Collins explains that the new drug, named abaucin, works by disrupting the bacterium’s protective outer layer, the cell membrane. In tests on mice, it was effective against wound infections caused by A. baumannii. Abaucin also worked against a number of drug-resistant strains of A. baumannii that had been isolated from human samples and subsequently grown in the lab.
Collins’s team used the computer model to test thousands of compounds. “Now imagine you want to go from [testing] thousands to many billions of molecules,” he says. “It would be effectively impossible [for humans] to curate, purchase and test all of those molecules. And yet for billions of compounds, it still only takes several days to analyze with AI. So we are able to explore much, much larger chemical spaces that really would not be available to us without these computer models.”

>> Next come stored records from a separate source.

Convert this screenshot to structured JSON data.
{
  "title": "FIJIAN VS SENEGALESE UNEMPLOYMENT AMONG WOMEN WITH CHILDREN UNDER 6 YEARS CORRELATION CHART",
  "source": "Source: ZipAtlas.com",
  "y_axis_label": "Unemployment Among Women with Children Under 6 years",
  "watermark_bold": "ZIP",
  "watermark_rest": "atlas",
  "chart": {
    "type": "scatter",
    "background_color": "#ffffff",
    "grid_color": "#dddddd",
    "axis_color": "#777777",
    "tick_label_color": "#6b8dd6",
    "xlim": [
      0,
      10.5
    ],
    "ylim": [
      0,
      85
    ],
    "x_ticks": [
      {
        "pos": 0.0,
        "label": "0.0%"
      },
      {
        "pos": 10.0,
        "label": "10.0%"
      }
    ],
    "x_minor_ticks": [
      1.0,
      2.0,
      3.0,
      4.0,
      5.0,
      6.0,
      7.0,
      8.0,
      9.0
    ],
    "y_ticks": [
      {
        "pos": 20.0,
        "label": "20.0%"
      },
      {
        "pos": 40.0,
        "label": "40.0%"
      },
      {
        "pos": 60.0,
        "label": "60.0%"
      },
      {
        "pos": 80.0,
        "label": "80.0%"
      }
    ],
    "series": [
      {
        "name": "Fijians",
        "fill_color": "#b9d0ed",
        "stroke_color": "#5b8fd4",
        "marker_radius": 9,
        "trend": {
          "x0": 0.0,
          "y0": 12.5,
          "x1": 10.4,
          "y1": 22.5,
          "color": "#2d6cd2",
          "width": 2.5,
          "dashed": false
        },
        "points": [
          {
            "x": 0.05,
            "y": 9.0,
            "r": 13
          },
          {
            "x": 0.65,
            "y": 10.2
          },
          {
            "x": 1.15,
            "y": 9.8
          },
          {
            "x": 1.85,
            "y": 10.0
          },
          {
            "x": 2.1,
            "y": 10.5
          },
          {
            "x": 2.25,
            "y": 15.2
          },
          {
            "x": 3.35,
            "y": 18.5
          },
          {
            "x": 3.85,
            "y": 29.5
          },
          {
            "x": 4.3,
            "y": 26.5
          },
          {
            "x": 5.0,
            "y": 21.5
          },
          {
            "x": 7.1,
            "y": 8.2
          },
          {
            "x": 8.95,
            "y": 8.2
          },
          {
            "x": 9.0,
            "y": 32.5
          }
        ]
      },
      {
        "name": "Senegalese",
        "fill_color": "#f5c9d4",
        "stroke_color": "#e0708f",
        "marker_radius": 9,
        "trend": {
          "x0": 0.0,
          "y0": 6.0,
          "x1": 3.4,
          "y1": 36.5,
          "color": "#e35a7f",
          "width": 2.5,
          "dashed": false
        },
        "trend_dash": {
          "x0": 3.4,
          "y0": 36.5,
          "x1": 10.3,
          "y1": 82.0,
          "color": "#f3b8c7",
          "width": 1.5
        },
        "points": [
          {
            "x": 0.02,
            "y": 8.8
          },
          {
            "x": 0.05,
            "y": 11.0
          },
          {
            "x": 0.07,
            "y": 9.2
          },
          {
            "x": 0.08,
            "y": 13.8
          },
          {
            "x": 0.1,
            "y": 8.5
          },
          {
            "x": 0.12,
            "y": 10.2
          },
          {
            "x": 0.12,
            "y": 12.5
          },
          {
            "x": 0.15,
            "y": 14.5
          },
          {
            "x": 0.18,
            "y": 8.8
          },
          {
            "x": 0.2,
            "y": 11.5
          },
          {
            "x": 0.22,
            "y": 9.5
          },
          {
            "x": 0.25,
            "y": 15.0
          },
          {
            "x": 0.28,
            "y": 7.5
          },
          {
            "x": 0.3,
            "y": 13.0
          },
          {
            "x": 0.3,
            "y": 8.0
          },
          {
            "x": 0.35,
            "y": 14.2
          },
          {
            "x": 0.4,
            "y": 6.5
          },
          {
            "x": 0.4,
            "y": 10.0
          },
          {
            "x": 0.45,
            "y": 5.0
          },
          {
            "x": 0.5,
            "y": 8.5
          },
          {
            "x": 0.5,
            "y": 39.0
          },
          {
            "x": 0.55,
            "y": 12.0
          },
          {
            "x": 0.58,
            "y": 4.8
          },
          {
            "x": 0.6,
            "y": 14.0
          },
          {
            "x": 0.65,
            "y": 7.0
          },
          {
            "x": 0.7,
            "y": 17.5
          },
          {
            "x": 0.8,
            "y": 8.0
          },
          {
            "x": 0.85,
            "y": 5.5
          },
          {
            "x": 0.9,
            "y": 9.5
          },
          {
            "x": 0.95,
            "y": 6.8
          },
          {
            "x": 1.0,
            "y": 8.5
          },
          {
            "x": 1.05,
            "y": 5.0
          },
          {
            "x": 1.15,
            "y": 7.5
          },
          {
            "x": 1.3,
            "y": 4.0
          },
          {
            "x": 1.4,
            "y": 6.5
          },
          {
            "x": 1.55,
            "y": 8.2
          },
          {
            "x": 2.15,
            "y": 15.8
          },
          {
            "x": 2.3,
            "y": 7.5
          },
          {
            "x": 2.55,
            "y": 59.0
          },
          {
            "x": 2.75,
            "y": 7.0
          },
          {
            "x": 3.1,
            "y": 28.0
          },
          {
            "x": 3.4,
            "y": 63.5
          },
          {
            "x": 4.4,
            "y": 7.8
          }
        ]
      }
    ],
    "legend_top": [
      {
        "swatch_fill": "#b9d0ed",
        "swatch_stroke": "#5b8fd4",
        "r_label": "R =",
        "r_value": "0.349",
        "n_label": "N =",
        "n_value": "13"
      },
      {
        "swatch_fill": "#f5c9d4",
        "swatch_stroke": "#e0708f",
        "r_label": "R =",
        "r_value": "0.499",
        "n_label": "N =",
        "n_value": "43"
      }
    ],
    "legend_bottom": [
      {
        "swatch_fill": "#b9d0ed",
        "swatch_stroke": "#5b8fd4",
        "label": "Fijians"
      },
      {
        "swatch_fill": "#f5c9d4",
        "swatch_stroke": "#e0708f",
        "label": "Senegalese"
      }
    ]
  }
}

“I think these tools have the potential to speed many aspects of the drug development process, but it’s early days,” Ulrich says. “Whenever we have really large data sets and can very efficiently analyze that data, that’s certainly time-saving.” But she notes that the findings are only in animal models. “You still have to do all the work to develop that compound into something that can be metabolized in the human body, and they need to do thorough clinical trials and other things,” she says. “I’d say there’s immense potential and immense excitement around some of these tools.”
Aleksandra Mojsilović is an IBM fellow and head of AI Foundations at IBM Research. She has been instrumental in research showing how AI can be used to develop new therapeutics and has co-authored a paper showing how IBM’s AI system could help accelerate the processes of finding new antibiotics.

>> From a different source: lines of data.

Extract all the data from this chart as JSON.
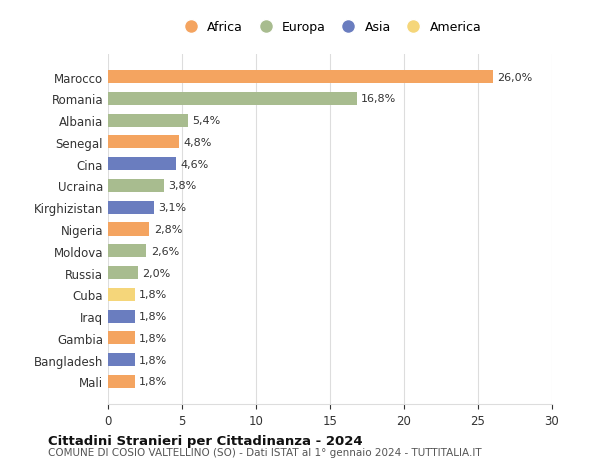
{
  "countries": [
    "Marocco",
    "Romania",
    "Albania",
    "Senegal",
    "Cina",
    "Ucraina",
    "Kirghizistan",
    "Nigeria",
    "Moldova",
    "Russia",
    "Cuba",
    "Iraq",
    "Gambia",
    "Bangladesh",
    "Mali"
  ],
  "values": [
    26.0,
    16.8,
    5.4,
    4.8,
    4.6,
    3.8,
    3.1,
    2.8,
    2.6,
    2.0,
    1.8,
    1.8,
    1.8,
    1.8,
    1.8
  ],
  "labels": [
    "26,0%",
    "16,8%",
    "5,4%",
    "4,8%",
    "4,6%",
    "3,8%",
    "3,1%",
    "2,8%",
    "2,6%",
    "2,0%",
    "1,8%",
    "1,8%",
    "1,8%",
    "1,8%",
    "1,8%"
  ],
  "continents": [
    "Africa",
    "Europa",
    "Europa",
    "Africa",
    "Asia",
    "Europa",
    "Asia",
    "Africa",
    "Europa",
    "Europa",
    "America",
    "Asia",
    "Africa",
    "Asia",
    "Africa"
  ],
  "continent_colors": {
    "Africa": "#F4A460",
    "Europa": "#A8BC8F",
    "Asia": "#6A7DBF",
    "America": "#F5D67A"
  },
  "legend_order": [
    "Africa",
    "Europa",
    "Asia",
    "America"
  ],
  "title": "Cittadini Stranieri per Cittadinanza - 2024",
  "subtitle": "COMUNE DI COSIO VALTELLINO (SO) - Dati ISTAT al 1° gennaio 2024 - TUTTITALIA.IT",
  "xlim": [
    0,
    30
  ],
  "xticks": [
    0,
    5,
    10,
    15,
    20,
    25,
    30
  ],
  "bg_color": "#FFFFFF",
  "grid_color": "#DDDDDD"
}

Mojsilović agrees that AI can accelerate research by reducing the time it takes to search thousands or millions of compounds. “But it can go way beyond that,” she says. “You can train the models to actually predict properties of existing molecules quickly, which allows you to screen or predict how good the molecule is, or identify the unknown properties, such as toxicity.” Additionally, with generative AI, computer models can be trained on the existing molecules to learn their “representation,” or characteristics, Mojsilović says. Researchers can then design molecules that have never been seen before in nature.

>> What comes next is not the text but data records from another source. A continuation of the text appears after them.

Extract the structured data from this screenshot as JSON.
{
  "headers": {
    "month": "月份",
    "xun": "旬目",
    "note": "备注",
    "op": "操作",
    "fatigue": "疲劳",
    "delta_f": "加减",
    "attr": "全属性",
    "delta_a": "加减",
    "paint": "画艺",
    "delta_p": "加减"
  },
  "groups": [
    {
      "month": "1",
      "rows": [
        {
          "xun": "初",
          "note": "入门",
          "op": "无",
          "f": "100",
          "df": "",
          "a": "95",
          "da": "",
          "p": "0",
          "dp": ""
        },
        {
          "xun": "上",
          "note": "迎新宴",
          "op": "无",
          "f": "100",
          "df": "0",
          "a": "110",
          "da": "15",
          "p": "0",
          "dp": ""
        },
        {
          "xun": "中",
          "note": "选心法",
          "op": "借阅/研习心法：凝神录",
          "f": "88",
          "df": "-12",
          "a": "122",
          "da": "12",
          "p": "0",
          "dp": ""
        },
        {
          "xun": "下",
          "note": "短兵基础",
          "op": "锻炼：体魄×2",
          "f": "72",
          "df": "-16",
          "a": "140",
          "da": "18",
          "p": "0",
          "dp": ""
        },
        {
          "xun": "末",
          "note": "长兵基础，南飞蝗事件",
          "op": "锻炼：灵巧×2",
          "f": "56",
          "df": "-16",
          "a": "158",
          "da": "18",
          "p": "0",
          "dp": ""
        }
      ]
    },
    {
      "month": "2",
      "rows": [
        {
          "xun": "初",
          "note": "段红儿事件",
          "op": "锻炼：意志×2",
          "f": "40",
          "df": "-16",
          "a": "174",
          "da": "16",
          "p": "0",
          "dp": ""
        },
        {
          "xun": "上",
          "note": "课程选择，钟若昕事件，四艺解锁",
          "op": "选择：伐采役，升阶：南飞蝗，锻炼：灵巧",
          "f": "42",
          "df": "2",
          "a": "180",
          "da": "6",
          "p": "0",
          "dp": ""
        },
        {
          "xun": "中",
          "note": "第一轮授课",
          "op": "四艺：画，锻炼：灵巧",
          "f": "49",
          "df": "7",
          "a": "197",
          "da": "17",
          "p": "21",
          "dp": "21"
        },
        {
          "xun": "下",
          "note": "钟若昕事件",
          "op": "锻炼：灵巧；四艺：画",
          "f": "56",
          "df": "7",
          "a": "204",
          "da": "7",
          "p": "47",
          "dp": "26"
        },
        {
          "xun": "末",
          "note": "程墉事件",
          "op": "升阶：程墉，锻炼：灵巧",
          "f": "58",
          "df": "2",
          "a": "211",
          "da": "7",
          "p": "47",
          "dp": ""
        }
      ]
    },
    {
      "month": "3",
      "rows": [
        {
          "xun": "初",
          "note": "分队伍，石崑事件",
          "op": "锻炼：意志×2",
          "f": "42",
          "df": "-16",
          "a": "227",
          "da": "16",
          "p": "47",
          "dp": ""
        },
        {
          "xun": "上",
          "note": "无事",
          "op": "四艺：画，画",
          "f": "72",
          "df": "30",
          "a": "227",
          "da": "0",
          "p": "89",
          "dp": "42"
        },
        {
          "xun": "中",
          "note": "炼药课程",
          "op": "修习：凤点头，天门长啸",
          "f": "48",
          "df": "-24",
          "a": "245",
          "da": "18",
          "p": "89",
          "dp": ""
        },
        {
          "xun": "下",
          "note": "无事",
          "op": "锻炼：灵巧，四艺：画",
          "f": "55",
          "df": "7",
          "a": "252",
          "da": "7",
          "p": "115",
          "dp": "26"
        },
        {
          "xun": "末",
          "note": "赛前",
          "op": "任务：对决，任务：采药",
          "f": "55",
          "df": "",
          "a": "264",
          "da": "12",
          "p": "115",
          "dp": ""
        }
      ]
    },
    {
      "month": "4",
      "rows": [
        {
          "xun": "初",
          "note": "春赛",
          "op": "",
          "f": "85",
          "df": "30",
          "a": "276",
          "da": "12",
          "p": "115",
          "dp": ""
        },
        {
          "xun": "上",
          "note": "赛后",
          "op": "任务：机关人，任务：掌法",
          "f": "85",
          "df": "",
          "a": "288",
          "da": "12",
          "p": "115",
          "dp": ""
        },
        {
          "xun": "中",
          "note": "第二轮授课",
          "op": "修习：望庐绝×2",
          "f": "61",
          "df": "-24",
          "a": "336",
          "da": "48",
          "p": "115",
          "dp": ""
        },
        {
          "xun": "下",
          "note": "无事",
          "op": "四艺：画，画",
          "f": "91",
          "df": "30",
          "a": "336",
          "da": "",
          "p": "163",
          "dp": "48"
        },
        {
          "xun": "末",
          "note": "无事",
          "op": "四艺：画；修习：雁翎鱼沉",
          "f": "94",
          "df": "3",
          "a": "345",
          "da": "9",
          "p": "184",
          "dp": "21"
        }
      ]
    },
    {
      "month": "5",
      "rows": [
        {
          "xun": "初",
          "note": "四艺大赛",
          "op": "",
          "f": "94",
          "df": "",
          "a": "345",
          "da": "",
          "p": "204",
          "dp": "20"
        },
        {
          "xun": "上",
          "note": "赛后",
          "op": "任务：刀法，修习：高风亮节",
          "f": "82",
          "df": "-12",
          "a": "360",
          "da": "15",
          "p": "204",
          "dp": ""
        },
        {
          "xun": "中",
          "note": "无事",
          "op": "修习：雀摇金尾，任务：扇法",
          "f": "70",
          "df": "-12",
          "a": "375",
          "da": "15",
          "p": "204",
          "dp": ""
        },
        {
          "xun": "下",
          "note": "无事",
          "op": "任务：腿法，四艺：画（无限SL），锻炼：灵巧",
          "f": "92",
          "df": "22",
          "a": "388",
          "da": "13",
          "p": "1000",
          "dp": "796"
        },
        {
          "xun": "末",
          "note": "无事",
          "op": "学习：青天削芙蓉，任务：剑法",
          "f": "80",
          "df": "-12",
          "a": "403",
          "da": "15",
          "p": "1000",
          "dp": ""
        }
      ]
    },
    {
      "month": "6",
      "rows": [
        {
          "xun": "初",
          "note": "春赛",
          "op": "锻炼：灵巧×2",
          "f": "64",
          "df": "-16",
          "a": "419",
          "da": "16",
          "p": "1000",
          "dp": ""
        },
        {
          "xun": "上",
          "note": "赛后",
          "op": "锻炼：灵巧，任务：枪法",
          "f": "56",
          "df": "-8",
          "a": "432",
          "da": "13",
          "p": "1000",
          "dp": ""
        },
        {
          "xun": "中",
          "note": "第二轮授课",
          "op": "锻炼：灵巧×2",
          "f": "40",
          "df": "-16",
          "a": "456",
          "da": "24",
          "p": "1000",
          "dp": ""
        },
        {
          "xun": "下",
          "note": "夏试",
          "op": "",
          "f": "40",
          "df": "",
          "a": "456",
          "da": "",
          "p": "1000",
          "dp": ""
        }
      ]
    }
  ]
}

In response to the market challenges in developing new antimicrobial drugs, in 2021 U.S. senators Michael F. Bennet of Colorado and Todd Young of Indiana introduced the PASTEUR Act in Congress. The bipartisan bill would create an incentive program and government investment of $6 billion for the development of new antivirals and antibiotics—and give the government unlimited access to the drugs once they’re approved by the Food and Drug Administration. The bill was just reintroduced in April 2023, after more than 200 organizations, including PhRMA, signed a letter in support of the act in March.
If the bill passes, researchers will still be in a race against time to develop new antibiotics against the most dangerous drug-resistant pathogens—and that’s where AI could be critical. The FDA recently released a paper to facilitate discussion among developers, manufacturers, regulators, academic groups and other stakeholders on the use of AI and machine learning throughout the drug-development process.
AI has been getting a lot of negative attention lately for the ways it could be misused, but it could also be a very powerful tool in helping us solve some of our most pressing challenges.
“I’m very hopeful,” Collins says. “I think our AI tools, our technology platforms to discover, design and develop new antibiotics, are expanding with each year.”